Standing just inside the doorway is the lean man that had cornered Derek and called him frightened. “Hello,” he says slowly, eyeing Derek. “I thought we agreed that just because something followed you home, doesn’t mean you have to keep it?”

“That was one time,” Scott protests. “And everyone should have a pet.”

“Not. A. Pet.” Derek growls, because really, he’s a man. Well. Wolf-man. He’s not a puppy, anyways.

Stiles raises his eyebrows. “Who on earth are you? Where have I seen you before?”

“I’m a total stranger,” Derek says firmly.

“He says his name is Derek,” Scott offers. “He showed up last night.”

“Hmm,” Stiles says. “Wait, is Lydia letting you cook?”

“Derek bullied me!” Lydia says piteously from underneath the pan.

“He doesn’t have fingers, though, so I’m doing the actual work,” Scott adds.

"Hmm," Stiles says noncommittally. "Lydia doesn't like anyone to cook on her but me. Scott, get six more rashers of bacon and two eggs, please." Scott dutifully gets the food while Derek knocks around looking for the plates and finally unearths them from one of the cupboards, putting them onto the table. Stiles is frying the eggs up beautifully (Derek likes his egg yolks runny) and tossing the egg shells to Lydia, who crunches them up and glares balefully at Derek.

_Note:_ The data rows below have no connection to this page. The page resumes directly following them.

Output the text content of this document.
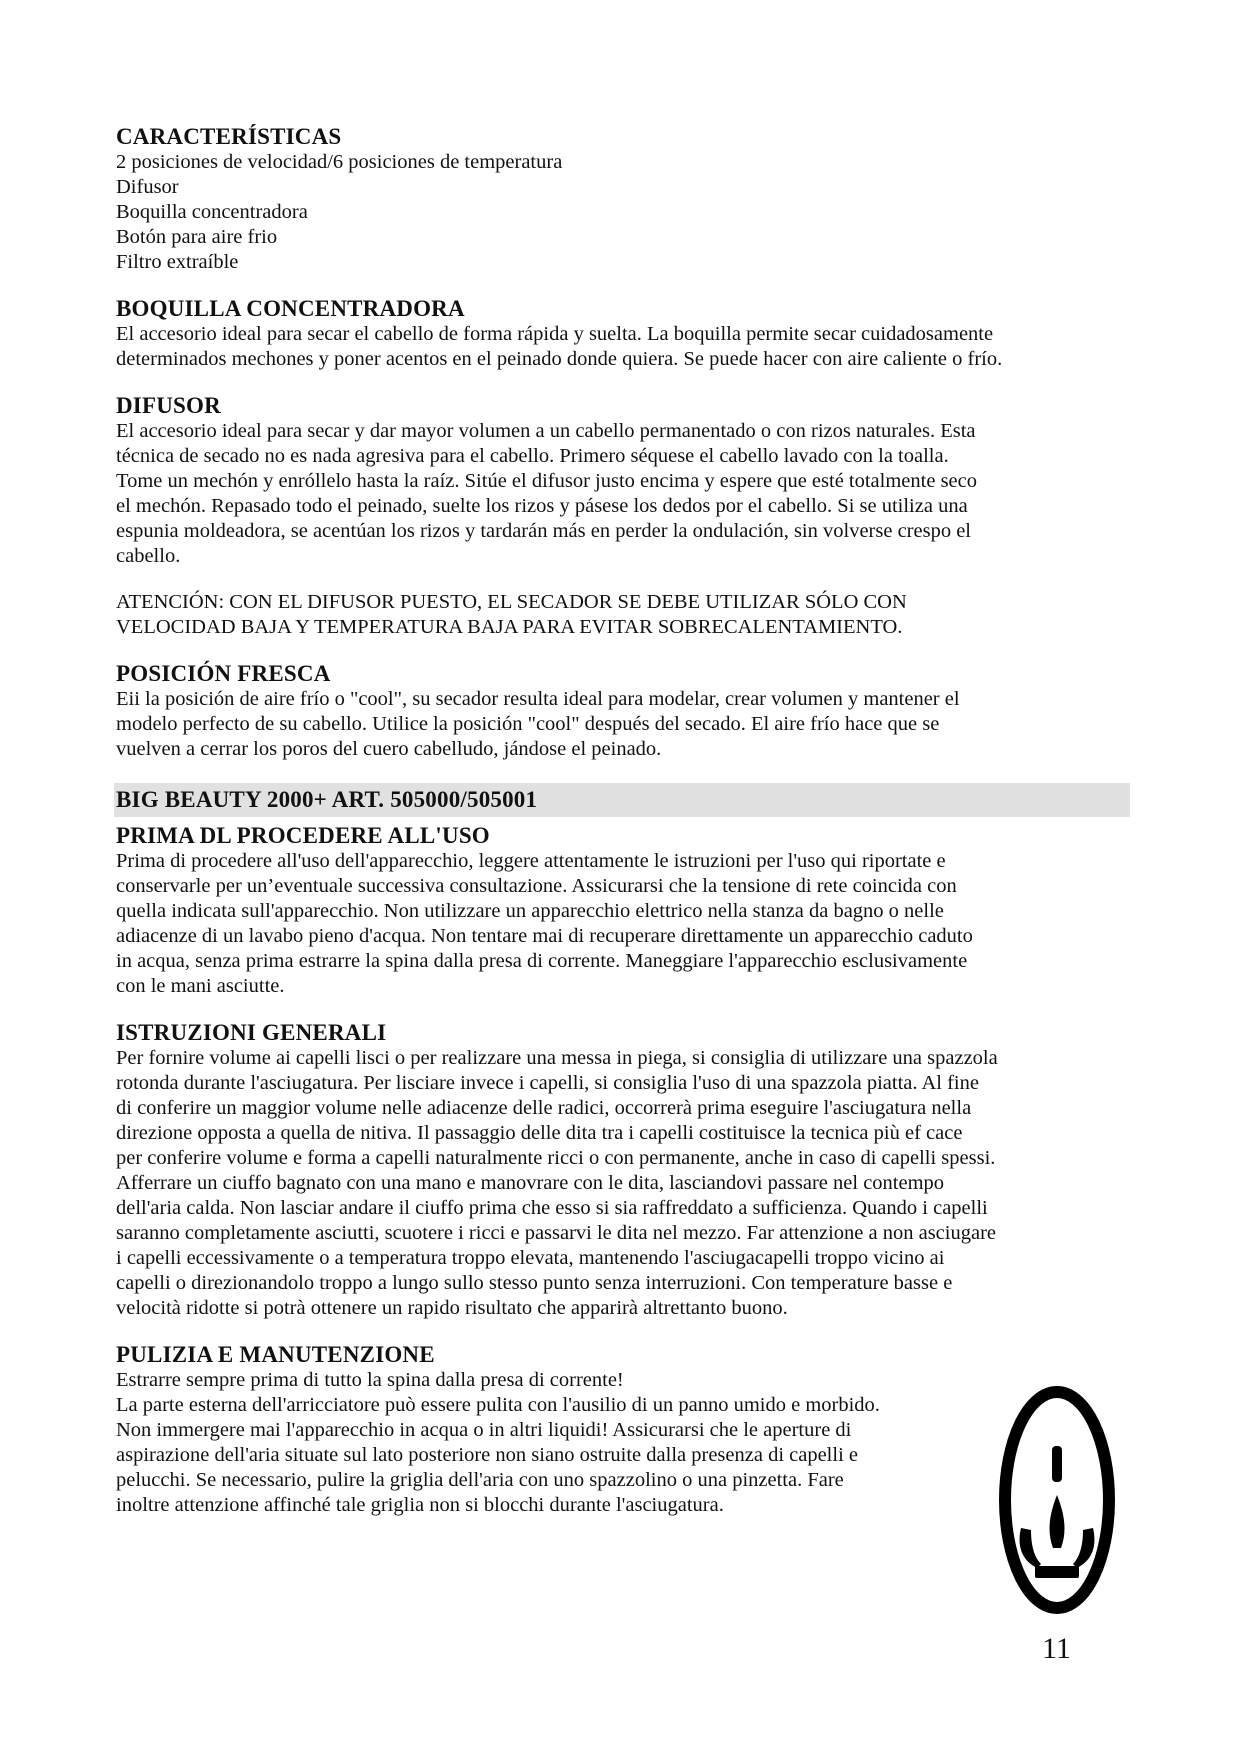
CARACTERÍSTICAS

2 posiciones de velocidad/6 posiciones de temperatura

Difusor

Boquilla concentradora

Botón para aire frio

Filtro extraíble

BOQUILLA CONCENTRADORA

El accesorio ideal para secar el cabello de forma rápida y suelta. La boquilla permite secar cuidadosamente

determinados mechones y poner acentos en el peinado donde quiera. Se puede hacer con aire caliente o frío.

DIFUSOR

El accesorio ideal para secar y dar mayor volumen a un cabello permanentado o con rizos naturales. Esta

técnica de secado no es nada agresiva para el cabello. Primero séquese el cabello lavado con la toalla.

Tome un mechón y enróllelo hasta la raíz. Sitúe el difusor justo encima y espere que esté totalmente seco

el mechón. Repasado todo el peinado, suelte los rizos y pásese los dedos por el cabello. Si se utiliza una

espunia moldeadora, se acentúan los rizos y tardarán más en perder la ondulación, sin volverse crespo el

cabello.

ATENCIÓN: CON EL DIFUSOR PUESTO, EL SECADOR SE DEBE UTILIZAR SÓLO CON

VELOCIDAD BAJA Y TEMPERATURA BAJA PARA EVITAR SOBRECALENTAMIENTO.

POSICIÓN FRESCA

Eii la posición de aire frío o "cool", su secador resulta ideal para modelar, crear volumen y mantener el

modelo perfecto de su cabello. Utilice la posición "cool" después del secado. El aire frío hace que se

vuelven a cerrar los poros del cuero cabelludo, jándose el peinado.

BIG BEAUTY 2000+ ART. 505000/505001
PRIMA DL PROCEDERE ALL'USO

Prima di procedere all'uso dell'apparecchio, leggere attentamente le istruzioni per l'uso qui riportate e

conservarle per un’eventuale successiva consultazione. Assicurarsi che la tensione di rete coincida con

quella indicata sull'apparecchio. Non utilizzare un apparecchio elettrico nella stanza da bagno o nelle

adiacenze di un lavabo pieno d'acqua. Non tentare mai di recuperare direttamente un apparecchio caduto

in acqua, senza prima estrarre la spina dalla presa di corrente. Maneggiare l'apparecchio esclusivamente

con le mani asciutte.

ISTRUZIONI GENERALI

Per fornire volume ai capelli lisci o per realizzare una messa in piega, si consiglia di utilizzare una spazzola

rotonda durante l'asciugatura. Per lisciare invece i capelli, si consiglia l'uso di una spazzola piatta. Al fine

di conferire un maggior volume nelle adiacenze delle radici, occorrerà prima eseguire l'asciugatura nella

direzione opposta a quella de nitiva. Il passaggio delle dita tra i capelli costituisce la tecnica più ef cace

per conferire volume e forma a capelli naturalmente ricci o con permanente, anche in caso di capelli spessi.

Afferrare un ciuffo bagnato con una mano e manovrare con le dita, lasciandovi passare nel contempo

dell'aria calda. Non lasciar andare il ciuffo prima che esso si sia raffreddato a sufficienza. Quando i capelli

saranno completamente asciutti, scuotere i ricci e passarvi le dita nel mezzo. Far attenzione a non asciugare

i capelli eccessivamente o a temperatura troppo elevata, mantenendo l'asciugacapelli troppo vicino ai

capelli o direzionandolo troppo a lungo sullo stesso punto senza interruzioni. Con temperature basse e

velocità ridotte si potrà ottenere un rapido risultato che apparirà altrettanto buono.

PULIZIA E MANUTENZIONE

Estrarre sempre prima di tutto la spina dalla presa di corrente!

La parte esterna dell'arricciatore può essere pulita con l'ausilio di un panno umido e morbido.

Non immergere mai l'apparecchio in acqua o in altri liquidi! Assicurarsi che le aperture di

aspirazione dell'aria situate sul lato posteriore non siano ostruite dalla presenza di capelli e

pelucchi. Se necessario, pulire la griglia dell'aria con uno spazzolino o una pinzetta. Fare

inoltre attenzione affinché tale griglia non si blocchi durante l'asciugatura.

11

"Plates here," Derek announces, and Stiles brings over the food. Lydia blazes up and her head disappears into the chimney, freed from beneath the confines of a rather dirty frying pan.

"You know, I can't find the rest of the castle," Derek says. Scott and Stiles burst into laughter, and Stiles gives him eight slices of bacon and two eggs. Derek places his two front paws on the table and eats right beside them, licking up the yolk from the plate enthusiastically.

"The castle isn't actually, you know, real," Scott explains. "The only real part is the parts you've been to. Two bedrooms, a bathroom and a little courtyard. They're the inside of Stiles' real house just on the fringes of Beacon Hills. No one knows, though."

"Yeah, rushing about scaring half the animals on the hills to death in a great big castle is a brilliant idea," Derek deadpans, and watches Stiles' eyes shine with mirth.

"Lydia runs the castle, otherwise she'd be incredibly bored. In addition to that, I am rich and powerful and have a reputation to keep up."

"And people to get away from," Scott adds thoughtfully, digging into the last slice of bacon. Derek's ears prick up at that, and he leaves the plate alone.

"You could always say that I was a ferocious beast that terrorised some far-off land and you captured me and that I'm now the protector of your house," Derek suggests, drawing the idea from one of his favourite books when he was young. Stiles stays silent and passes all the plates to Scott, who brings them over to the sink to wash out before disappearing up the stairs.

"Bathtime, Lydia!" Comes Stiles' voice from upstairs, and Lydia comes back down the chimney only to flare up strongly. Derek dumps a few logs on her and she waves gratefully, a small tendril of fire twitching while the rest of her flame body glows white-hot.